If something breaks, it is OK.
Please notice – I am saying all of this to myself as I am typing it to you. I have to actually speak these words aloud to myself most days. “Jenn, relax. It’s OK to be Not-OK.”
It really is OK if things break. When I try to bubble-wrap my life and my children’s lives, I essentially put all my faith in myself to hold it all together. And I idolize perfection and wholeness. And this is the lesson I live in front of them – the message my actions give them.

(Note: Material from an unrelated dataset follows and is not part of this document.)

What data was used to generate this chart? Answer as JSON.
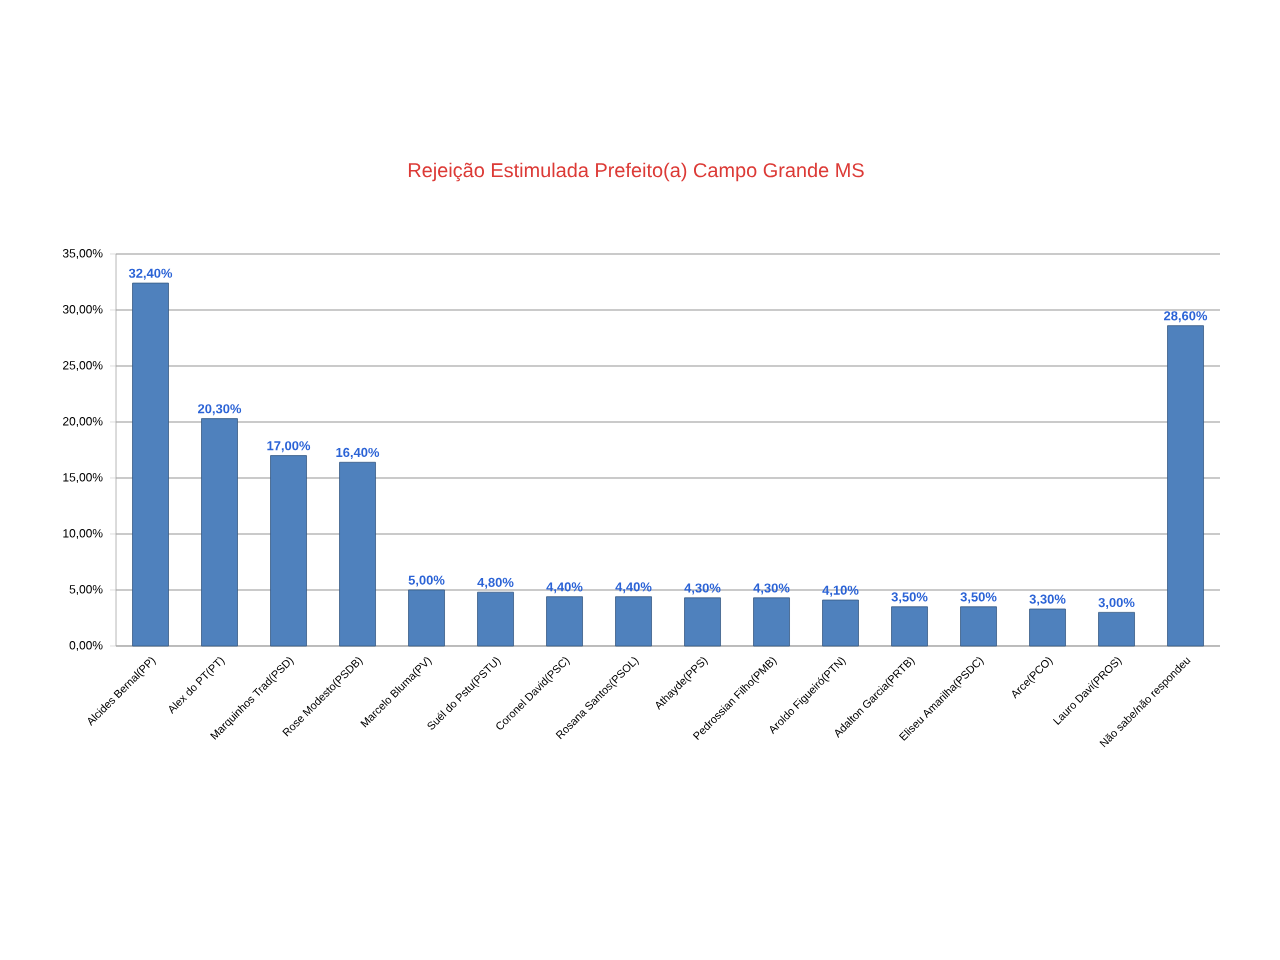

Which is exactly the opposite of the message my mouth has been giving them their whole lives. I have been telling them that all my faith is in God and He is the only perfect One, that we are broken and that His strength is made perfect in our weakness, that God takes broken things and transforms them into beauty.
Well, it’s time to stop saying I believe one thing and living as if I believe something else. It’s time to stop saying I believe all that stuff about being broken and trusting God to make beauty from it, yet striving to hold everything together so nothing actually breaks. It’s time to stop living as if it all depends on me and start living as if I truly believe God is capable of being the good God I say He is.
Jesus says, “Come to me, all you that are weary and are carrying heavy burdens, and I will give you rest.” He says that His yoke is easy and His burden is light. He promises rest for our souls. I don’t know about you, but I sure need that. I still have such a difficult time giving up the try-hard life and resting in grace.
Sometimes we learn from our kids. I’m grateful for Lauren’s simple words in the dimly-lit barn late on that night at camp. It is OK if things break. Because we know a good God whose specialty is entering into brokenness and bringing light and life and healing.